Netwise Teens: Safety, Ethics, and Innovation by Amy Poftak

The online article begins with a description of children today and their seamless use of technologies. It cautions educators who fail to integrate technology into their courses because the technology is a critical part of how students learn. The problem, the article contends, is that there must be a careful balance between including opportunities for students to learn using technology, and ensuring their “safe and responsible behavior.”
The article notes that 98% on schools are wired and that 66% of students ages 6-17 have home access. Children are using their access in a variety of ways including use for educational issues (e.g., research) and personal issues (e.g., finding information about sexual development, trying on new personas in chat rooms). Communication is the primary activity students do online. Regarding safety, 60% of children say “they have been contacted by a stranger online.”
Though they are using the internet, they are not skilled in information literacy skills (knowing what sites are credible). One way for schools to address this issue is by giving assignments requiring students to analyze, synthesize, and evaluate topics – not just report on them. 51% of children “believe that ‘most or all’ the information on the Web can be trusted to be right.” Of these children, 30% have access in private areas of their homes (e.g., their bedrooms) where they do not receive monitoring.
To ensure student safety requires two approaches. First, schools must revisit their AUP (acceptable use policies).
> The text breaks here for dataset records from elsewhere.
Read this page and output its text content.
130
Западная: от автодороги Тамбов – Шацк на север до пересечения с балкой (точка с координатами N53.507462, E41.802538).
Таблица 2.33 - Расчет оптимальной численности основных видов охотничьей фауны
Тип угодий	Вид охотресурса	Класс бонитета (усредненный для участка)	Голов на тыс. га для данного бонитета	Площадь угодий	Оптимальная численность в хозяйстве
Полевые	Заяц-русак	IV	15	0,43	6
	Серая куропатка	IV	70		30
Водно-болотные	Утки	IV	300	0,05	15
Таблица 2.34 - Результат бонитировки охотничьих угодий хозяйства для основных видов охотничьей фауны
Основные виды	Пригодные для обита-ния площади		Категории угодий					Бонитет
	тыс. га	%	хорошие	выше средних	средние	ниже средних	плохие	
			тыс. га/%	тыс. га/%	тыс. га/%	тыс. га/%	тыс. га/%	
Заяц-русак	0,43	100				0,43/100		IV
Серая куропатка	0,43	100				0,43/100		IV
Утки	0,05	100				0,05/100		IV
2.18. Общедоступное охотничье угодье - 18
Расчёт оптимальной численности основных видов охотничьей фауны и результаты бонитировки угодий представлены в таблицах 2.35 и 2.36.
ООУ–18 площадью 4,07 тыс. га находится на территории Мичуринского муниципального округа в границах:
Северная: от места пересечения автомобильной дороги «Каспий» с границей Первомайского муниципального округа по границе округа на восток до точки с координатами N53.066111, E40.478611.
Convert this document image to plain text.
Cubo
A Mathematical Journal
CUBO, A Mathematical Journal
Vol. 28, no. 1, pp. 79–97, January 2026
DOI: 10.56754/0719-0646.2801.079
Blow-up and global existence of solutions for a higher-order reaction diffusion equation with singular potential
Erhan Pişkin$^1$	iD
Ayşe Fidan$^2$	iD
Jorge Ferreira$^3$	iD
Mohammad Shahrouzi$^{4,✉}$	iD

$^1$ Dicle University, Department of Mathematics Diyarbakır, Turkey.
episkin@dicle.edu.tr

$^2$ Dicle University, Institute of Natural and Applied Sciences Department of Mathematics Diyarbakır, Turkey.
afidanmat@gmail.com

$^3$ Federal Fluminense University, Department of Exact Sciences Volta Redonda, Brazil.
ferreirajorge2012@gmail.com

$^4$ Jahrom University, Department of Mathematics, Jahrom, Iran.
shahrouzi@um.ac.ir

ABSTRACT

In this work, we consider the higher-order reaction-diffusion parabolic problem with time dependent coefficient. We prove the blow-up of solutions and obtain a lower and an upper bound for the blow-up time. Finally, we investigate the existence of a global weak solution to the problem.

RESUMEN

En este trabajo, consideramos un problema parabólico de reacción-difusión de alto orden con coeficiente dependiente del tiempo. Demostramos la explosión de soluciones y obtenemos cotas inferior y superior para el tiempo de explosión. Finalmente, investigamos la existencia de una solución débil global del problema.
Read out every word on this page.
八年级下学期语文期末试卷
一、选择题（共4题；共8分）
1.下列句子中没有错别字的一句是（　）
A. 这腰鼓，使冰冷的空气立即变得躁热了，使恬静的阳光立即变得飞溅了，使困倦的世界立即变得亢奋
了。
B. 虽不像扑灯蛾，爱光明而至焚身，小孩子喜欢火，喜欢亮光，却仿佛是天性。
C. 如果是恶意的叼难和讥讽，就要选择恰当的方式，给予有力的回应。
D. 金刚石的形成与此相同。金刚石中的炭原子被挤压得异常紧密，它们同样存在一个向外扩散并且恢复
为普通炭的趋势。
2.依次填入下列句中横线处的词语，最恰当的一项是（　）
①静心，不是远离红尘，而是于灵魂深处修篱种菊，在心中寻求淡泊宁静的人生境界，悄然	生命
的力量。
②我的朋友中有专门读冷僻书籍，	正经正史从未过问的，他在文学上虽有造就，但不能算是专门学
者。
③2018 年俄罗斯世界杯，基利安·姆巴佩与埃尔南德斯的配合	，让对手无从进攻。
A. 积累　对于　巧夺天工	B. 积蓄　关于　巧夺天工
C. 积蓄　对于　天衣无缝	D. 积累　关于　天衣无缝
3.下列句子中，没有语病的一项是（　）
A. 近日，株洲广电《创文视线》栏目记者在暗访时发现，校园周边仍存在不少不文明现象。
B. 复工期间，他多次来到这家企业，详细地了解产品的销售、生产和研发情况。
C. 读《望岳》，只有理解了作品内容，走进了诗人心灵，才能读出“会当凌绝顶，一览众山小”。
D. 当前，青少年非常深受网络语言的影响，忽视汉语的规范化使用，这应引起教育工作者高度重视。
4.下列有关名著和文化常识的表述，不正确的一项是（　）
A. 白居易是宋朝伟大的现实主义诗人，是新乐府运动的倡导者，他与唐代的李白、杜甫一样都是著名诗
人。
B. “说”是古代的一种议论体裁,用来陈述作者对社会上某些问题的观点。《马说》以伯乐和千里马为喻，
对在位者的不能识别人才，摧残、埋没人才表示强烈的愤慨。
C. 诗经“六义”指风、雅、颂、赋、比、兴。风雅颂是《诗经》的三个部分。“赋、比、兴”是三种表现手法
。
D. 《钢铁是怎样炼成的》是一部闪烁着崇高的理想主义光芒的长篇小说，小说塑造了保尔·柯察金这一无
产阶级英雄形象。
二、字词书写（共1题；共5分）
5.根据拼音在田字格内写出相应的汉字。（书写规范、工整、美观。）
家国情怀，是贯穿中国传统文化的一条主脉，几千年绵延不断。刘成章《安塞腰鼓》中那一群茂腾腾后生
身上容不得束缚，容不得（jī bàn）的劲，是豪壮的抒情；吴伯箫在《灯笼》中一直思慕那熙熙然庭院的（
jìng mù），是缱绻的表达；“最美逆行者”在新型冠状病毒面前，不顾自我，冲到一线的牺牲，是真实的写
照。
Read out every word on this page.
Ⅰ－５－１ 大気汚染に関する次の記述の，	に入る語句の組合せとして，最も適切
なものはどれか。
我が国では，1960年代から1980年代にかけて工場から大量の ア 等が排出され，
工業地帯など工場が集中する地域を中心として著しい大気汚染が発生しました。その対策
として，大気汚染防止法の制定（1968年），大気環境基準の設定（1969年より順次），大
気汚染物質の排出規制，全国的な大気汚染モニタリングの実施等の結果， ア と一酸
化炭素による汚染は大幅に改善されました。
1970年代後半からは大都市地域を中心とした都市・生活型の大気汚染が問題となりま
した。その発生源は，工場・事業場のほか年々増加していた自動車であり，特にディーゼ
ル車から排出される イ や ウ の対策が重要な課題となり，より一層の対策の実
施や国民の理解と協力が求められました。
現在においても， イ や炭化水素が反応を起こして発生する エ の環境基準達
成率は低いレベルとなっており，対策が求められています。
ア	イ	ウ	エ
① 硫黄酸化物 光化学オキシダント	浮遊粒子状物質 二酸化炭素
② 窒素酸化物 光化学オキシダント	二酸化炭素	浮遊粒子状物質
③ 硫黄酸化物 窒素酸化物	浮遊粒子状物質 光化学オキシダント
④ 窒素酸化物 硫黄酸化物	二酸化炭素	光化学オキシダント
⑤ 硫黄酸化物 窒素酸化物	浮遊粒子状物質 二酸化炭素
The AUPs must ensure that students do have opportunities for access at school (or the students will find access in inappropriate ways), and there must be clear consequences for students failing to follow these policies. Parents must also be aware of the school’s policies. Finally, regarding AUPs, technology definitions must be expanded to include more than just computers.
The article also hints at the digital divide between students from financially strong and poor families and between boys and girls. Poftak argues that girls will engage in more online activities if computers are set in social areas of their homes.